What I am now wondering:
-
Do these parts of URLs (/tag/, or /product/, or /wiki/) that are not really keywords in most cases have any influence on search engines? They are used quite consistently across the web and therefore could be used as signals. I suspect, though, that they might have more influence on shaping user expectation. (If I see /wiki/ in an URL or site hierarchy display (breadcrumb), I expect ... well, a wiki-style page; if I see /tag/ I expect a collection of stuff with that tag.)
-
What would you chose if it is not quite a tag, nor quite a wiki but something in-between? Or do you think it does not matter at all? (Breadcrumbs will be used and google has used them for display in just about all SERPs.)
-
Are there perchance any studies concerning these parts of URLS?
Regards
Nico
-
-
Thanks for your thoughts! That surely is some stuff worth thinking about - and reminding me that many people are a lot less familiar with online vocabulary than us her.

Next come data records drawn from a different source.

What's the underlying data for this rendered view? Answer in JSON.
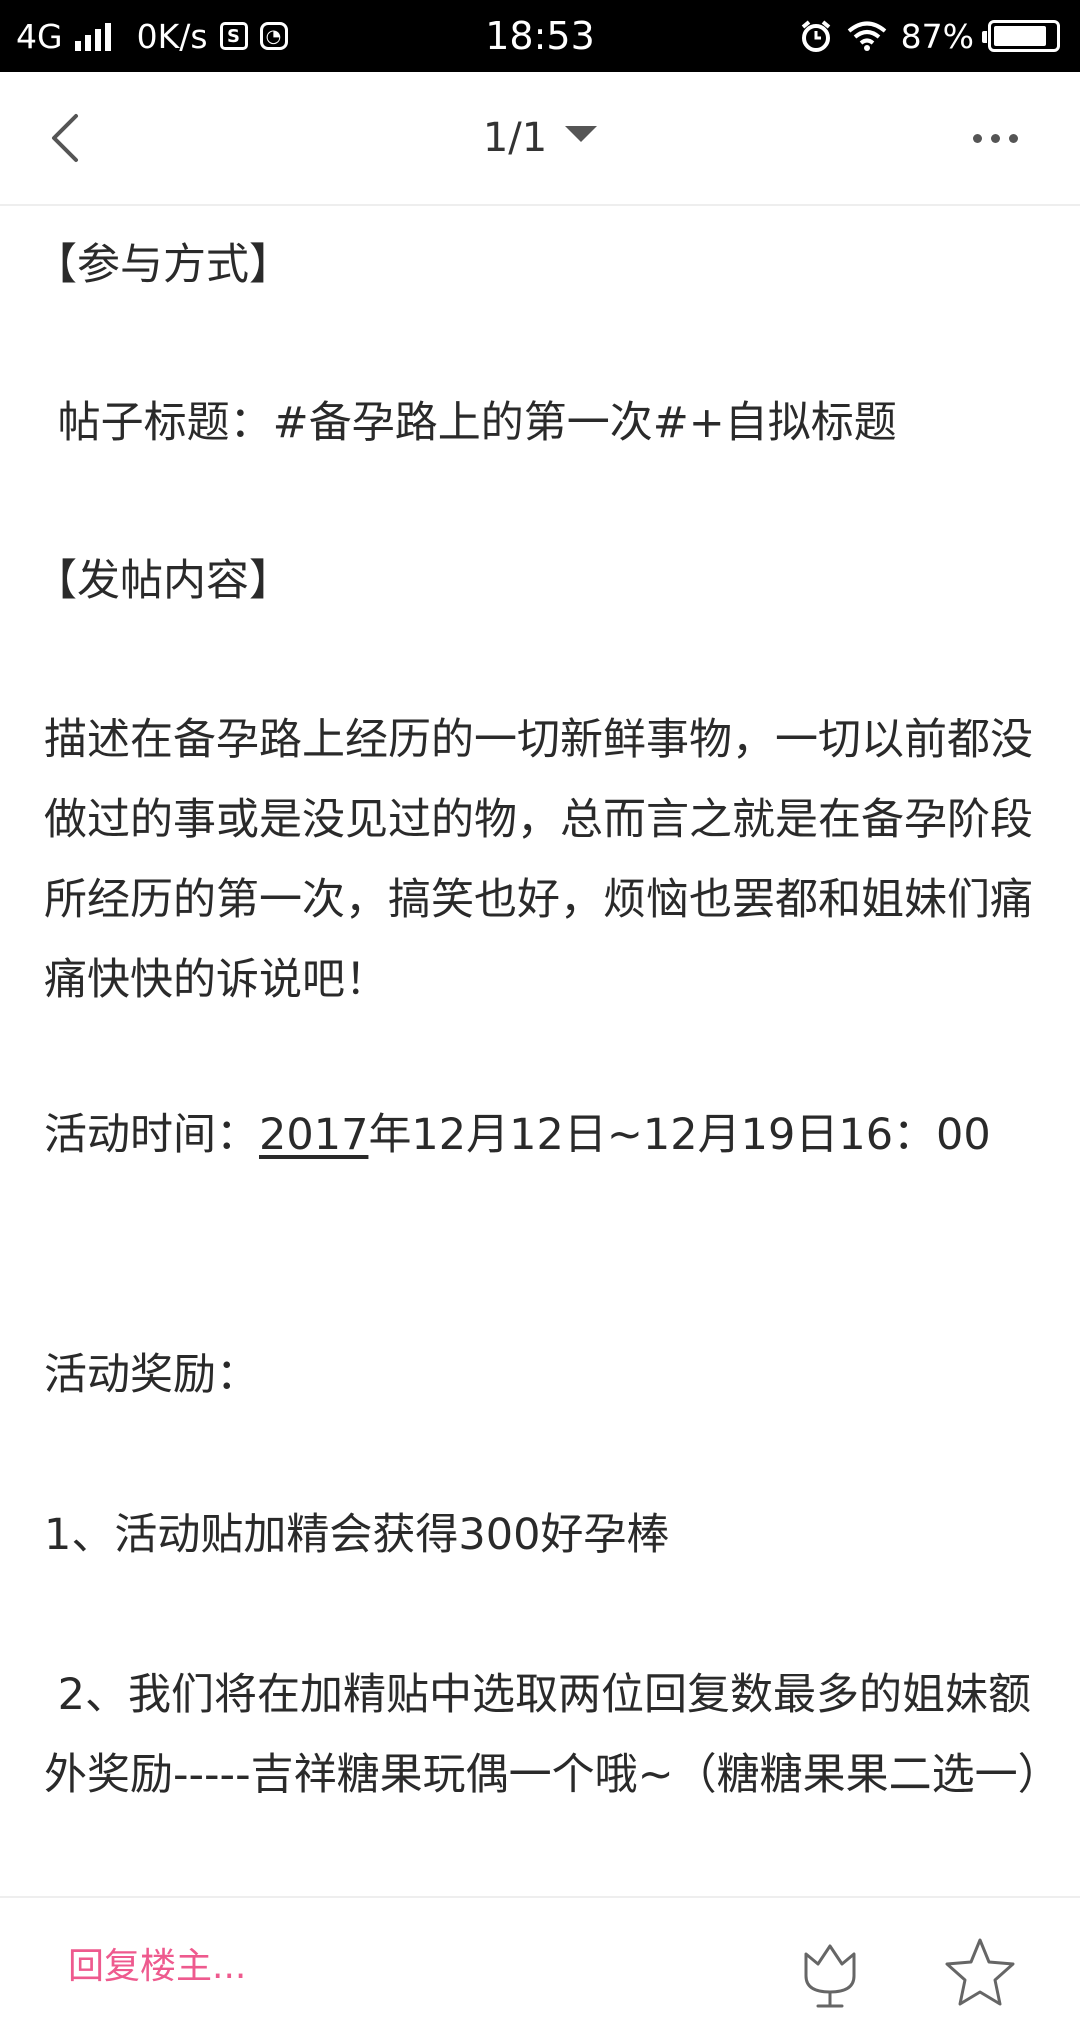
{
  "status_bar": {
    "network": "4G",
    "speed": "0K/s",
    "time": "18:53",
    "battery": "87%",
    "battery_level": 0.87
  },
  "nav": {
    "page_indicator": "1/1"
  },
  "content": {
    "p1": "【参与方式】",
    "p2": " 帖子标题：#备孕路上的第一次#+自拟标题",
    "p3": "【发帖内容】",
    "p4": "描述在备孕路上经历的一切新鲜事物，一切以前都没做过的事或是没见过的物，总而言之就是在备孕阶段所经历的第一次，搞笑也好，烦恼也罢都和姐妹们痛痛快快的诉说吧！",
    "time_label": "活动时间：",
    "time_year": "2017",
    "time_rest": "年12月12日~12月19日16：00",
    "reward_label": "活动奖励：",
    "reward_1": "1、活动贴加精会获得300好孕棒",
    "reward_2": " 2、我们将在加精贴中选取两位回复数最多的姐妹额外奖励-----吉祥糖果玩偶一个哦~（糖糖果果二选一）"
  },
  "bottom_bar": {
    "reply_placeholder": "回复楼主...",
    "accent_color": "#ee5a8e"
  }
}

In the current case it does not really solve the problem due to it being a bit of a mixture of things like /motifs/ /themes/ /objects/ /characters/ /topoi/ etc. as they appear in a certain kind of literature.... but I really do not want to use multiple URLs for that. I might end up settling for /info/ as catch-all - and give it a more meaningful breadcrumb probably.
Regards
Nico
-
I am not aware of any studies showing impact of what you call "not really keywords". Even if there were, I would ignore them as you have to ask, "Do these words mean anything to your users?" I work in some verticals where when you use a term like "wiki" or "faq" people think I am either talking about some type of weaved basket or I just said they were overweight, respectively. I think it is good to start from a common lexicon, with words like "wiki" etc, but you still have to ask that initial question.
We went through this exercise about 2 years ago on a site as we wanted to setup an evergreen section for the top 40 keyword concepts. Each concept would have a single page that would contain an original article that was at least 1,000 words long, custom videos, images, etc.
We asked a similar question. Should we call the section (and folder in the URL) "wiki", or "encyclopedia" or "info", etc? We did not want to call it a "wiki" as we had experts editing and writing and it was not open to the public to edit, even though for the sake of organization and layout, it looked like a wiki and provided information like one. This is when we found out that our users were generally not as familiar with wikis and the comment with the weaved basket came out.
We did some keyword research and found that the word "help" made sense to users and also with the way Google looked at our topics when you used help in conjunction with the key terms we were trying to rank for. So we ended up using a URL that was domain.com/help/keyword-topic-of-article-slug.html It has worked pretty well for us and the traffic has followed. We have our daily blog content and ecommerce sections in separate folder. Makes it easy with GA and Search Console as we can look at each section easily and determine what is going on. This was key when we had some issues with organic traffic as once we noticed overall traffic changes, we drilled down into the sections, found the issues and fixed.
TL;DR - Find out what words make sense to your users and use those, ideally they would also be keywords that you are trying to rank for. After than, just follow best practices for URL guidelines.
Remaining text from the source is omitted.